Li um texto do Rubem Alves e pensei...

Mais uma vez tive o privilégio de ler uma coletânea de textos do Rubem Alves. Minha alma sorri quando o leio. Aliás, acho que essa é a grande missão dos poetas: fazerem nossa alma sorrir, pois eles conseguem transpor às palavras aquilo que os sentimentos expressam. Quando os lemos, nossos sentimentos se vêem. E sorriem, pois se sentem entendidos.
Por exemplo, na crônica Senhoras Prefeitas, Senhores prefeitos ele diz o seguinte:
Digo, portanto, que a tarefa mais alta das prefeitas e dos prefeitos não são os dez mil atos administrativos e as inaugurações que se lhe seguem. Sua missão mais importante é seduzir os habitantes das cidades a amar os jardins, a pensar jardins. Por favor, me entendam: uso a palavra jardim como metáfora para o espaço da cidade, que deve ser uma extensão do corpo das pessoas.

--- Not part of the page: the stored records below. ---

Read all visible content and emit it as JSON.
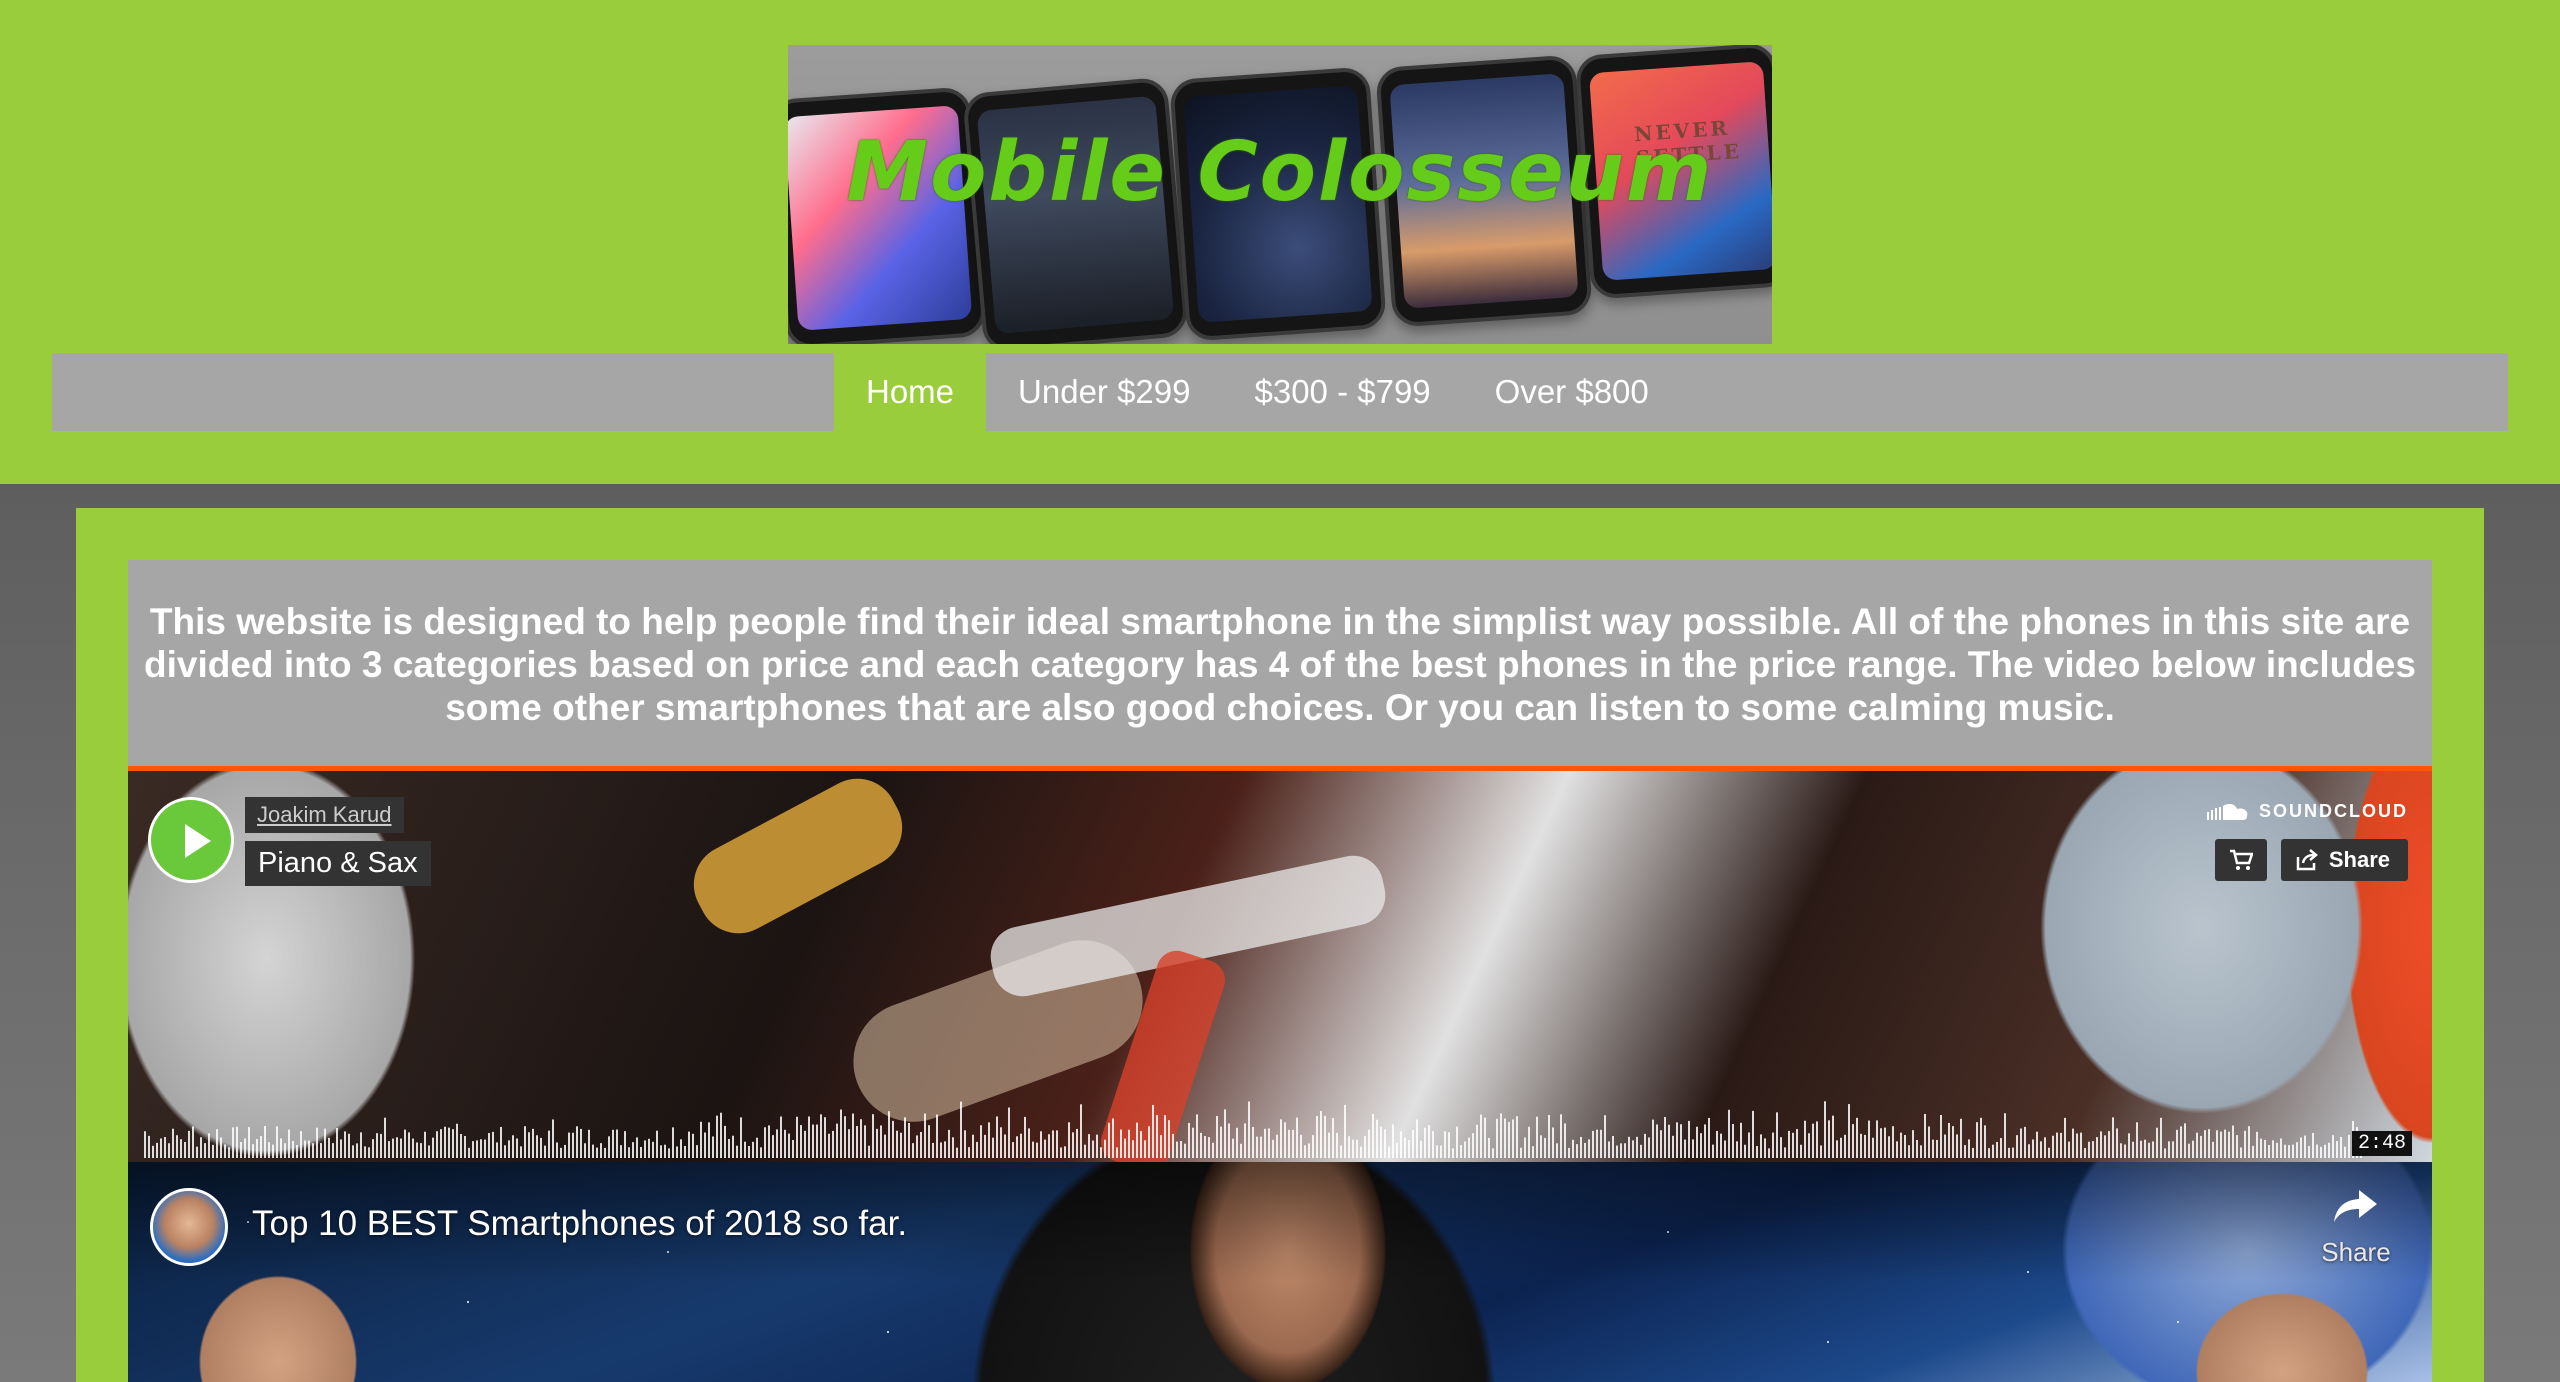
{
  "header": {
    "banner_title": "Mobile Colosseum",
    "phone_screen_text": "NEVER SETTLE"
  },
  "nav": {
    "items": [
      {
        "label": "Home",
        "active": true
      },
      {
        "label": "Under $299",
        "active": false
      },
      {
        "label": "$300 - $799",
        "active": false
      },
      {
        "label": "Over $800",
        "active": false
      }
    ]
  },
  "intro": {
    "text": "This website is designed to help people find their ideal smartphone in the simplist way possible. All of the phones in this site are divided into 3 categories based on price and each category has 4 of the best phones in the price range. The video below includes some other smartphones that are also good choices. Or you can listen to some calming music."
  },
  "soundcloud": {
    "artist": "Joakim Karud",
    "track": "Piano & Sax",
    "logo_text": "SOUNDCLOUD",
    "share_label": "Share",
    "duration": "2:48",
    "icons": {
      "play": "play-icon",
      "cart": "cart-icon",
      "share": "share-icon",
      "logo": "soundcloud-logo-icon"
    }
  },
  "youtube": {
    "title": "Top 10 BEST Smartphones of 2018 so far.",
    "share_label": "Share",
    "icons": {
      "share": "share-arrow-icon",
      "avatar": "channel-avatar"
    }
  },
  "colors": {
    "page_green": "#9acd3c",
    "nav_gray": "#a6a6a6",
    "soundcloud_orange": "#ff5500",
    "play_green": "#6ac93a"
  }
}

A crônica toda é maravilhosa e me fez acreditar que há gente capaz de ver além daquilo que é o comum, alguém que vê o extraordinário, alguém que vê o utópico.
Contudo, em sua última crônica no citado livro, denominada de Esperança, e tratando ainda de política, ele diz:

...De fato, perdi as esperanças. Mas não por ter ficado deprimido. Perdi as esperanças no momento em que me decidi naquilo que meus os meus olhos têm estado a me dizer pela vida afora.
A perda da esperança pode ser uma manifestação de lucidez. O próprio Álvaro de Campos, sem modéstia alguma, ligava a perda da esperança à inteligência.

Continua sua reflexão, cita Guimarães Rosa e Maquiavel para defenestrar os políticos e a política, pois, segundo ele, politica é caçada e políticos são caçadores preparando armadilhas em busca pura e simplesmente do poder, e acrescenta:

Jogam-se as iscas: todos, sem exceção, são iguais no seu discursos - falam as mesmas coisas, as que são sempre faladas...

Li esse texto e pensei: meu Deus, ele também passou a ver só o que os olhos vêem. Não podem mais existir prefeitas e prefeitos com sonhos de jardins. Tudo acabou.
Aproveitando a frase do Alvaro de Campos, não me sinto inteligente o suficiente para perder a esperança. Creio na capacidade de homens que, como os poetas, expressam o que a alma justa pensa e que, diferente dos poetas, são capazes de se exporem para não apenas falarem sobre jardins, mas trabalharem na construção deles. Pessoas que saem dos escritórios, das salas de aulas, da frente dos computadores, dos auditórios de palestras e vêm para, como os profetas, dizerem o que precisa ser dito, serem criticados no que precisam ser criticados, discutirem o que precisa ser discutidos para que avanços sejam alcançados e jardins possam ser sonhados.
Continuo admirando o Rubem, assim como o Elias. Um dia o profeta precisou ser lembrado que, ainda que imaginasse estar tudo acabado, uma quantia enorme de gente, talvez desconhecida e despercebida pelos comuns, mas conhecida e percebida pelo Extraordinário, continuava sendo capaz de ser fermento levedando a massa.
O Salomão também me disse que a esperança que se adia faz adoecer o coração.